Why is this interesting? There’s an analogy to the action-value function: $Q(s,a) = E[r \mid s, a]$, and so we can use UCB here too. Bandit problems are cool because methods used to do well on bandit problems can be applied to the MDP setting.

# Self-play RL

For the $i$th player, denote its policy $\pi^i$ (and all other players have policy $\pi^{-i}$. Then the best policy is $\pi^i = \pi^i_*(\pi^{-i})$ and the Nash equilibrium is a joint policy such that for all $i$, $\pi^i = \pi^i_*(\pi^{-i})$.

We can treat this as an MDP with other players as part of the environment, and so the Nash equilibrium is a fixed point. We will only focus on two-player zero-sum games.

## Game tree

Classical methods such as minimax or alpha-beta define a single value function for both players and prunes the tree. This is already powerful, though a good value function is hard to define…
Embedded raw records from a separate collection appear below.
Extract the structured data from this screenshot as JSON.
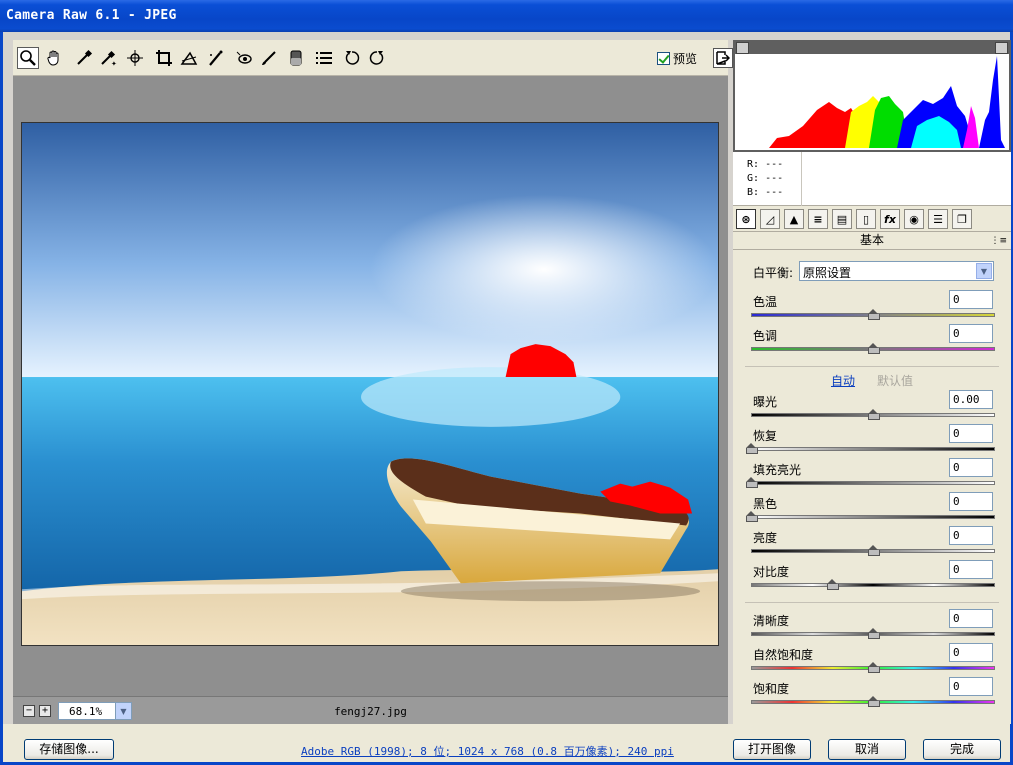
{
  "window": {
    "title": "Camera Raw 6.1 -  JPEG"
  },
  "toolbar": {
    "tools": [
      "zoom-icon",
      "hand-icon",
      "white-balance-icon",
      "color-sampler-icon",
      "target-adjust-icon",
      "crop-icon",
      "straighten-icon",
      "spot-removal-icon",
      "red-eye-icon",
      "adjustment-brush-icon",
      "graduated-filter-icon",
      "preferences-icon",
      "rotate-left-icon",
      "rotate-right-icon"
    ],
    "preview_label": "预览",
    "preview_checked": true
  },
  "status": {
    "zoom_value": "68.1%",
    "filename": "fengj27.jpg"
  },
  "histogram": {
    "r_label": "R:",
    "g_label": "G:",
    "b_label": "B:",
    "r_value": "---",
    "g_value": "---",
    "b_value": "---"
  },
  "panel": {
    "tabs": [
      "basic-icon",
      "tone-curve-icon",
      "detail-icon",
      "hsl-icon",
      "split-toning-icon",
      "lens-icon",
      "effects-icon",
      "camera-calibration-icon",
      "presets-icon",
      "snapshots-icon"
    ],
    "section_title": "基本",
    "white_balance_label": "白平衡:",
    "white_balance_value": "原照设置",
    "auto_label": "自动",
    "default_label": "默认值",
    "sliders": [
      {
        "label": "色温",
        "value": "0",
        "position": 0.5
      },
      {
        "label": "色调",
        "value": "0",
        "position": 0.5
      },
      {
        "label": "曝光",
        "value": "0.00",
        "position": 0.5
      },
      {
        "label": "恢复",
        "value": "0",
        "position": 0.0
      },
      {
        "label": "填充亮光",
        "value": "0",
        "position": 0.0
      },
      {
        "label": "黑色",
        "value": "0",
        "position": 0.0
      },
      {
        "label": "亮度",
        "value": "0",
        "position": 0.5
      },
      {
        "label": "对比度",
        "value": "0",
        "position": 0.33
      },
      {
        "label": "清晰度",
        "value": "0",
        "position": 0.5
      },
      {
        "label": "自然饱和度",
        "value": "0",
        "position": 0.5
      },
      {
        "label": "饱和度",
        "value": "0",
        "position": 0.5
      }
    ]
  },
  "footer": {
    "save_label": "存储图像...",
    "info_text": "Adobe RGB (1998); 8 位; 1024 x 768 (0.8 百万像素); 240 ppi",
    "open_label": "打开图像",
    "cancel_label": "取消",
    "done_label": "完成"
  }
}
## Using TD to learn value function.

We can apply value-based RL algorithm by updating the value function towards the return in TD learning. This learned value function can then be used for better minimax search.

Two variations, TD Root and TD Lead, perform updates elsewhere in the tree.

## Imperfect information games

In imperfect information games, each player has a separate tree. Solutions here include iterative forward search (e.g. counterfactual regret minimization), self-play RL, and smooth UCT.

### Smooth UCT

This approach applies MCTS to the information-state-game tree by learning against and responding to the opponent average behavior. The average policy can be extracted $\pi_{avg}(a \mid s) = \frac{N(s,a)}{N(s)}$ and the action can be picked between $UCT(S)$ and $\pi_{avg}(\cdot \mid S)$ based on a probability parameter $\eta$.